🤖 AI Summary
Traditional thermal management techniques for many-core HPC processors suffer from constrained control bandwidth, prohibitive computational and memory overhead, and severe OS jitter as the number of processing elements (PEs) increases. To address these challenges, this paper proposes a lightweight hardware–software co-designed Model Predictive Control (MPC) framework. It introduces weak thermal coupling–based state-space pruning to compress the optimization problem and employs a pre-scheduling strategy for parallel solution of sparse triangular systems. Furthermore, an operator-splitting quadratic programming (QP) solver is implemented on a customized multi-core RISC-V embedded controller, enabling deterministic hardware acceleration. Evaluated on a 144-core system at 500 MHz, the approach achieves a control latency of 0.92 ms—33× faster than a single-core baseline—while delivering 7.9× higher energy efficiency, consuming only 325 mW, requiring less than 1 MiB of memory, and occupying under 1.5% of total hardware area.
📝 Abstract
Managing energy and thermal profiles is critical for many-core HPC processors with hundreds of application-class processing elements (PEs). Advanced model predictive control (MPC) delivers state-of-the-art performance but requires solving an online optimization problem over a thousand times per second (1 kHz control bandwidth), with computational and memory demands scaling with PE count.

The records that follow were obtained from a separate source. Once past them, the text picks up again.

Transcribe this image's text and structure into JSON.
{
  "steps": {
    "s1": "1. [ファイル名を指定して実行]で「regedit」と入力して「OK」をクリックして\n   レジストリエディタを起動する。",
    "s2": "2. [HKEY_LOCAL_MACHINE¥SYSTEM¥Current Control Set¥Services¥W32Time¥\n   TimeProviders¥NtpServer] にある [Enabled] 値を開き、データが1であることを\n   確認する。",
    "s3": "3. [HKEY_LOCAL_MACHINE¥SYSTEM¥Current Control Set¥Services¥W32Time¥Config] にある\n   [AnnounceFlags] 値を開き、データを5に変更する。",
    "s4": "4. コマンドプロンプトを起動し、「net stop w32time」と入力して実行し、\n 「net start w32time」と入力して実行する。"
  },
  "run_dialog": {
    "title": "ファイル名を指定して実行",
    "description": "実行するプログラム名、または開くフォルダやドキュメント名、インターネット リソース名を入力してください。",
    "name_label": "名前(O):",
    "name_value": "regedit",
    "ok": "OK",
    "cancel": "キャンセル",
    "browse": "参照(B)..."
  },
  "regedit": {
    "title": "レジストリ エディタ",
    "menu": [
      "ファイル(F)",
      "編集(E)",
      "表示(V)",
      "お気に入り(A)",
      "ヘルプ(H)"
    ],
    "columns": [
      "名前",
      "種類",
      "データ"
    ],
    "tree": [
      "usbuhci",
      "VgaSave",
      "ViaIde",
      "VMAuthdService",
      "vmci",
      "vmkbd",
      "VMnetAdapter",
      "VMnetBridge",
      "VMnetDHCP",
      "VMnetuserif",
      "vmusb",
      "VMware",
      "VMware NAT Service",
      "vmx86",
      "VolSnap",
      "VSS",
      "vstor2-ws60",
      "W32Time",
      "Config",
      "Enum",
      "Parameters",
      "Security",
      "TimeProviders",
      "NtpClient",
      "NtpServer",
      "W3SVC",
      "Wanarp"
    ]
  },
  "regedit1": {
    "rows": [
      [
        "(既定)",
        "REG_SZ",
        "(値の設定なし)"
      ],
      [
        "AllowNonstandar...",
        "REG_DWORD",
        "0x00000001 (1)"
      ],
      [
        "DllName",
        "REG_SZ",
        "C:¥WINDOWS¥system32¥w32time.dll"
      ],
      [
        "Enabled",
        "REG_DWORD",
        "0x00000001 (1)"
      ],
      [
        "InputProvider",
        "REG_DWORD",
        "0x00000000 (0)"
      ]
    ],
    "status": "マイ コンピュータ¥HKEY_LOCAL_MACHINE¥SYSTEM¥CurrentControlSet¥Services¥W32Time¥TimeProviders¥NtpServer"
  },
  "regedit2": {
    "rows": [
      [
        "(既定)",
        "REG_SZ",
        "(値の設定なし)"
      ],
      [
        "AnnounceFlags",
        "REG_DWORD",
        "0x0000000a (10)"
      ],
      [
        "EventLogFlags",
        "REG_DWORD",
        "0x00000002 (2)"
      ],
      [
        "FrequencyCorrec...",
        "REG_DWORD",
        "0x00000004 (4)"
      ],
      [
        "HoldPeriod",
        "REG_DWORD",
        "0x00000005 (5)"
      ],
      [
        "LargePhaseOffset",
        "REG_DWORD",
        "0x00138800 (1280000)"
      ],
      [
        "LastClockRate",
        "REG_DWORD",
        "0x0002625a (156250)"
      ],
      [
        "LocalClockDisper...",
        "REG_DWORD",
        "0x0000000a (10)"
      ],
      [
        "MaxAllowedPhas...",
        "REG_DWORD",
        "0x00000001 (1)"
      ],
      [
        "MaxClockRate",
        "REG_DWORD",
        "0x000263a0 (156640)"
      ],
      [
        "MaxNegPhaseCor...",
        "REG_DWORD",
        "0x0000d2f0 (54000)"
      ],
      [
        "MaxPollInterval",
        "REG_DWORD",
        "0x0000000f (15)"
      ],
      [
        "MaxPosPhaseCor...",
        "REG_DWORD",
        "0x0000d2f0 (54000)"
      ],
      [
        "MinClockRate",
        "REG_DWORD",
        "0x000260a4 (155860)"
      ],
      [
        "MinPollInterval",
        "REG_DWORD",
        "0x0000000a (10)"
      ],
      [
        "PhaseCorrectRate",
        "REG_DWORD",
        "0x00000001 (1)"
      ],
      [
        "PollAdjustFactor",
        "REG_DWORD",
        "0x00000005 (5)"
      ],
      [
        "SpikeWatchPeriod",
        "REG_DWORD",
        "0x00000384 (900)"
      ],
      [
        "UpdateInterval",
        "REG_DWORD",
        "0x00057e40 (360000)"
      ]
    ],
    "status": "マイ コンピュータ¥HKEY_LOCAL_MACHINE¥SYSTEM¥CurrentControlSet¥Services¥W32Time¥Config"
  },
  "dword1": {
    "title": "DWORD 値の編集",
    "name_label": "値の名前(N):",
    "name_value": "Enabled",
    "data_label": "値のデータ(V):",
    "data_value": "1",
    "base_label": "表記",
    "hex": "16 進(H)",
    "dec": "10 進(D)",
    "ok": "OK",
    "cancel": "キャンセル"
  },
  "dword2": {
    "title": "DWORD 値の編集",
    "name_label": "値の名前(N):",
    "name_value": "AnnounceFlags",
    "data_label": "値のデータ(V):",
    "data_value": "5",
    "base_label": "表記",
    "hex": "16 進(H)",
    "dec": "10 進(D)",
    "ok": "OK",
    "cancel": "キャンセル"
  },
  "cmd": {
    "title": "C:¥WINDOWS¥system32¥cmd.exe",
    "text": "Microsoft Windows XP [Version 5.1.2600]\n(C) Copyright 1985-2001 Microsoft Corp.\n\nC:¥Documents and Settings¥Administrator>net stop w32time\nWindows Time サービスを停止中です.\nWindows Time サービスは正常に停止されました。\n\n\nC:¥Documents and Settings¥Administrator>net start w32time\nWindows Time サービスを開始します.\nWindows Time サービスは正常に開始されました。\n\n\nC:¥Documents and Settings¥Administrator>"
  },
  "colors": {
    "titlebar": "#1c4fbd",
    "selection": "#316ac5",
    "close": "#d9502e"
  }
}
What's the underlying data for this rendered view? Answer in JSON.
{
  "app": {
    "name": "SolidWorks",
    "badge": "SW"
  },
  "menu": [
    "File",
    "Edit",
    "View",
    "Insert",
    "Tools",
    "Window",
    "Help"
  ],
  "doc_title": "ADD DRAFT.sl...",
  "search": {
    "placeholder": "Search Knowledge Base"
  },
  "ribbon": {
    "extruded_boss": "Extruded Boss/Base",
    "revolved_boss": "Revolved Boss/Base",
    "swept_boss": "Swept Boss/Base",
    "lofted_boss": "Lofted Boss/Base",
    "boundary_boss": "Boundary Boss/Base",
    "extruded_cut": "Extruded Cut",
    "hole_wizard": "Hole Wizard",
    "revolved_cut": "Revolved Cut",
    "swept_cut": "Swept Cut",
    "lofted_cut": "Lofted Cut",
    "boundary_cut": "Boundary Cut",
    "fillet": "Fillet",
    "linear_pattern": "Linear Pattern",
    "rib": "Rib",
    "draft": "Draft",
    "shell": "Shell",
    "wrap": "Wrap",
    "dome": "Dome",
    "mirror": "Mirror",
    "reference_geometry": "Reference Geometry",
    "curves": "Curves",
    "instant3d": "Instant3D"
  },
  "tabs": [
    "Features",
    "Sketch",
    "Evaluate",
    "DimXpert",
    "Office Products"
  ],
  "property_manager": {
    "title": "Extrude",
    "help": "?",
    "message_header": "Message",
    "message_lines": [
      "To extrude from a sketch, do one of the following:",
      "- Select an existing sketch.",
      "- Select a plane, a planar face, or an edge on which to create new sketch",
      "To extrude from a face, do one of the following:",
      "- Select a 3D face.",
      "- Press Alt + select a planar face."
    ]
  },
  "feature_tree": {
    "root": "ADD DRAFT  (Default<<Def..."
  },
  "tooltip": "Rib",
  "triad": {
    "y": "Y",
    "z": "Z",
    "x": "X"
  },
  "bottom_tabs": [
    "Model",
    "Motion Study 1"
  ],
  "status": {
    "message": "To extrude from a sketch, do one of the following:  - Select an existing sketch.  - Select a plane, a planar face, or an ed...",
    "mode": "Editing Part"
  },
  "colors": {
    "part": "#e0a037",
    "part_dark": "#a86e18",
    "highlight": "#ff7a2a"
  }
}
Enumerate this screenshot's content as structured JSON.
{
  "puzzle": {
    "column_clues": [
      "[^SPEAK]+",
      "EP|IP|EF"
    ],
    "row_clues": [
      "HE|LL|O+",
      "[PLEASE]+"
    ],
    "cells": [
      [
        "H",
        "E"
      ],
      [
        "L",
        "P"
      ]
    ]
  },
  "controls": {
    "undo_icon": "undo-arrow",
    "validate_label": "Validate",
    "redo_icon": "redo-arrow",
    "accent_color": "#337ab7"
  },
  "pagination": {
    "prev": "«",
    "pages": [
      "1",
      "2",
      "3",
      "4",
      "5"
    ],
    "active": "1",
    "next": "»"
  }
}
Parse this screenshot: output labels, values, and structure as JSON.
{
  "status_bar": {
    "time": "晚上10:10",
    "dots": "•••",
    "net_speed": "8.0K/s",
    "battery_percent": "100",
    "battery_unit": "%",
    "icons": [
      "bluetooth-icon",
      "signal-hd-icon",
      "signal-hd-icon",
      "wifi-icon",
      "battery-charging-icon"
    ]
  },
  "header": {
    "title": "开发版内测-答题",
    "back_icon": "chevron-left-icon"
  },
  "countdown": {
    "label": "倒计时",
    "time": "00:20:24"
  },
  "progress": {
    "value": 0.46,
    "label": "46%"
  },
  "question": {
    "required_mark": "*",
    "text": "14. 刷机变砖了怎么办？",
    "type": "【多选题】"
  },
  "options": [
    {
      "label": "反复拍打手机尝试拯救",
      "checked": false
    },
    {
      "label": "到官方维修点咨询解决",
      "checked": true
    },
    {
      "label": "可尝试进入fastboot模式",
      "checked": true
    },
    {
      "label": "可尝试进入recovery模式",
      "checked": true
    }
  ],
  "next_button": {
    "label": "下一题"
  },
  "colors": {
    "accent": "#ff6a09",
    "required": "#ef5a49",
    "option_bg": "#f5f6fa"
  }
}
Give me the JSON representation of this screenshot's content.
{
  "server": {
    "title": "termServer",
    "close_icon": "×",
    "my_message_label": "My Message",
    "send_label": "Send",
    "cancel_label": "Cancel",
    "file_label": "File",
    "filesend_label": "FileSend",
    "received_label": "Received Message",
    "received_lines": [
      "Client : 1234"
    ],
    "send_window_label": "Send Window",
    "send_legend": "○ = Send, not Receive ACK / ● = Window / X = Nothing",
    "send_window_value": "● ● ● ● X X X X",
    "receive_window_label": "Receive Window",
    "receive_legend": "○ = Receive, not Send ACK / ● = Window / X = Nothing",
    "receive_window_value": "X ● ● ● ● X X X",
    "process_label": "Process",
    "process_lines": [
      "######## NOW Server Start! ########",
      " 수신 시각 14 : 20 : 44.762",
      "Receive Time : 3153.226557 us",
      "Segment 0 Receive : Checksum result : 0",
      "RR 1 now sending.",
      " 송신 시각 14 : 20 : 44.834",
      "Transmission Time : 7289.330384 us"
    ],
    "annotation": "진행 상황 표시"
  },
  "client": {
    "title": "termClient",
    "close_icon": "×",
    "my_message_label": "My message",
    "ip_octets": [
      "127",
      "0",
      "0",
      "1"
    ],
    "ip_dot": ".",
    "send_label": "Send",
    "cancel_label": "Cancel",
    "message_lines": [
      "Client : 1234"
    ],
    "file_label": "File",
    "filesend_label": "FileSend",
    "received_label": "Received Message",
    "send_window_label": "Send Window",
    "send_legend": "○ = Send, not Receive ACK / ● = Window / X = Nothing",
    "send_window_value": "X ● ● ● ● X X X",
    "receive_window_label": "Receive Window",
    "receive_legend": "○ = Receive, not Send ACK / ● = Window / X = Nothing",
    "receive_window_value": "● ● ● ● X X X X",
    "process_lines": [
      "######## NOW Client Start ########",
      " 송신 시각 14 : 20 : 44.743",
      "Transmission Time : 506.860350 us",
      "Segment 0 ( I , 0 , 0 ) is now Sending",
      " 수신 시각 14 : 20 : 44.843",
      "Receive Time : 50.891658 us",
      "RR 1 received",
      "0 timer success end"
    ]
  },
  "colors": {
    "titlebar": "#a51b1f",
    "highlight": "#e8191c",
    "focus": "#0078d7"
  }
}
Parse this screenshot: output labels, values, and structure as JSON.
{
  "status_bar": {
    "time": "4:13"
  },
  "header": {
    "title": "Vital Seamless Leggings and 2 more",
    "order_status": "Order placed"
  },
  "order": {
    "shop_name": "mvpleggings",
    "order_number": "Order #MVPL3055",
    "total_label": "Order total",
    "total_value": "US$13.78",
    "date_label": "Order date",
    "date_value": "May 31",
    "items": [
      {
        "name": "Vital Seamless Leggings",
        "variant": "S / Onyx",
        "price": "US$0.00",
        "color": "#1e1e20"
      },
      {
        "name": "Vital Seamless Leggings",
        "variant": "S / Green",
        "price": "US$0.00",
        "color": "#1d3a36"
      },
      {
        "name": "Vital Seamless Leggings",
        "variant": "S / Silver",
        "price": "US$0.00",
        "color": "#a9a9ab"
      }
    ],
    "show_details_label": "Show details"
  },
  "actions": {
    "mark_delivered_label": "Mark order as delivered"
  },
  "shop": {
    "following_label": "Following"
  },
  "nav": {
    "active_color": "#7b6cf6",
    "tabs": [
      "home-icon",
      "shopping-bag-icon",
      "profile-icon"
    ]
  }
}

Traditional MPC approaches execute the controller on the PEs, but operating system overheads create jitter and limit control bandwidth. Running MPC on dedicated on-chip controllers enables fast, deterministic control but raises concerns about area and power overhead. In this work, we tackle these challenges by proposing a hardware-software codesign of a lightweight MPC controller, based on an operator-splitting quadratic programming solver and an embedded multi-core RISC-V controller. Key innovations include pruning weak thermal couplings to reduce model memory and ahead-of-time scheduling for efficient parallel execution of sparse triangular systems arising from the optimization problem. The proposed controller achieves sub-millisecond latency when controlling 144 PEs at 500 MHz, delivering 33x lower latency and 7.9x higher energy efficiency than a single-core baseline. Operating within a compact less than 1 MiB memory footprint, it consumes as little as 325 mW while occupying less than 1.5% of a typical HPC processor's die area.